Brazil’s military may have put foot wrong in marching with Bolsonaro

São Paulo Letter: Far-right president distrusts army and sides with forces of paranoia

Brazilian president Jair Bolsonaro speaks to army general Luiz Eduardo Ramos Baptista Pereira: the generals have been serially humiliated by the president and his sons. Photograph: Fernando Souza/AFP/Getty

Brazilian president Jair Bolsonaro speaks to army general Luiz Eduardo Ramos Baptista Pereira: the generals have been serially humiliated by the president and his sons. Photograph: Fernando Souza/AFP/Getty

 

For men steeped in grand strategy, the generals who agreed to serve in the administration of Brazil’s far-right president Jair Bolsonaro increasingly look like they have made a strategic mistake.

Early expectations that this group of retired senior officers would exert some influence and even a measure of control over the mercurial and patently unprepared former army captain are receding rapidly.

Rather than exercising a moderating tutelage, the generals have instead been serially humiliated by the president and his sons, who have been egged on in doing so by the former astrologer Olavo de Carvalho, who serves as their ideological guru.

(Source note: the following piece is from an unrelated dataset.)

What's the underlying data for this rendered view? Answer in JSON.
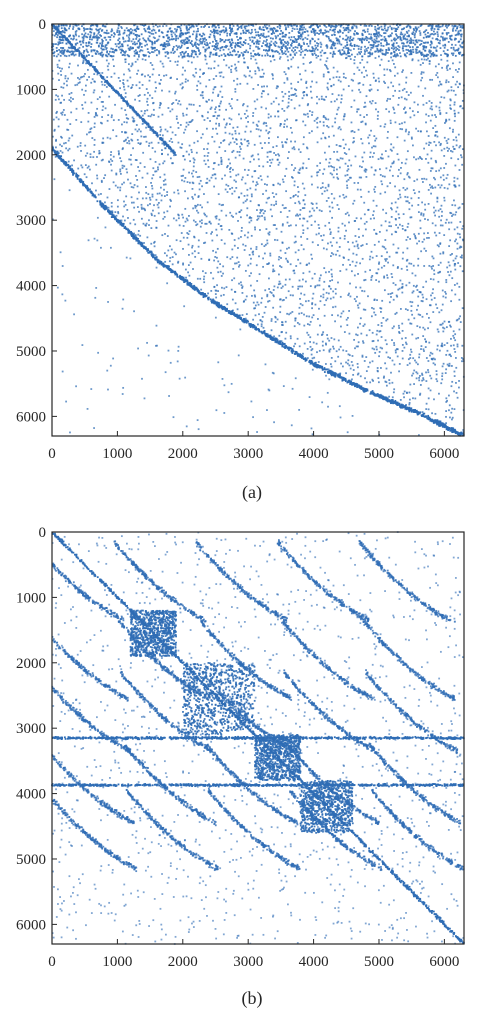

Victims include a high-profile trio at the heart of the administration – vice-president Hamilton Mourão, former army chief Eduardo Villas Bôas and the one-time head of the UN peacekeeping mission in Haiti, Augusto Heleno. All have suffered online abuse and attacks ranging from accusations of stupidity to insinuations of treason by Carvalho and the Bolsonaro sons, which the president has pointedly refused to repudiate.

When former three-star general Carlos Alberto dos Santos Cruz, a hero of the UN peace enforcement mission in the Democratic Republic of Congo, was summarily dismissed from his ministerial post not long after being called a “starched shit” by Carvalho, he did not hold back. In an interview he described the Bolsonaros’ way of doing business as having resulted in “a shit show”.

Alt-right faction

For a man who professes to worship the armed forces, Bolsonaro clearly seems to distrust some of the military men in his administration, siding instead with its paranoid, fake-news obsessed alt-right faction inspired by Carvalho and led by his sons.

In doing so, he has confirmed an observation Gen Villas Bôas made last year when he said Bolsonaro did not represent the return of the military to power: “The image of him as a military man comes from outside [of the military]. He is much more of a politician.”

Despite the abuse, there are motives for the military wing of the administration, made up of retired and serving officers but which is by no means a monolithic bloc, to remain in situ. Those officers are behind Brazil’s refusal to sign up for a mooted US military adventure in Venezuela and more generally are a counterweight to the Bolsonaro clan’s oddly servile attitude towards the Trump administration.

But doing so carries risks. The military worked hard since its dictatorship ended in 1985 to convince society it was done with politics and focused only on its constitutionally designated role. The current high command was always more reticent about embracing Bolsonaro than some of its former members. That three-decade-long effort could now be undermined by the presence of so many military figures in such a hard-right administration.

Chaotic and crisis-prone

Worse, the armed forces, which take great pride in their professionalism, are being associated in the minds of many Brazilians with a to-date chaotic, crisis-prone presidency. It was Villas Bôas himself who warned last year, even as generals lined up to serve in it, that the military could end up paying the bill for a failed Bolsonaro presidency.

If it does, it will only have itself to blame. After all, it knew long before the rest of Brazilian society what Bolsonaro was like. As far back as a 1993 interview, Ernesto Geisel, the fourth of five military presidents in the 24-year-long dictatorship, dismissed the then congressman as, among other things, “a bad soldier”.

He was referring to Bolsonaro’s record of indiscipline and insubordination, which culminated in accusations of a plot to bomb, among other targets, Rio’s main water mains as part of a campaign to demand better pay and conditions.

Bolsonaro always denied the charges and Brazil’s supreme military court absolved him in a trial in 1988, a majority of judges ruling that doubts over the evidence were enough to quash a lower court conviction. But in a new book, journalist Luiz Maklouf Carvalho has meticulously detailed how the court conjured up the doubts over the evidence so as to absolve Bolsonaro in order to protect the reputation of the armed forces.

That absolution saved him from prison and shortly afterwards he launched his political career which now, 30 years later, is causing all sorts of new headaches for Brazil’s top brass.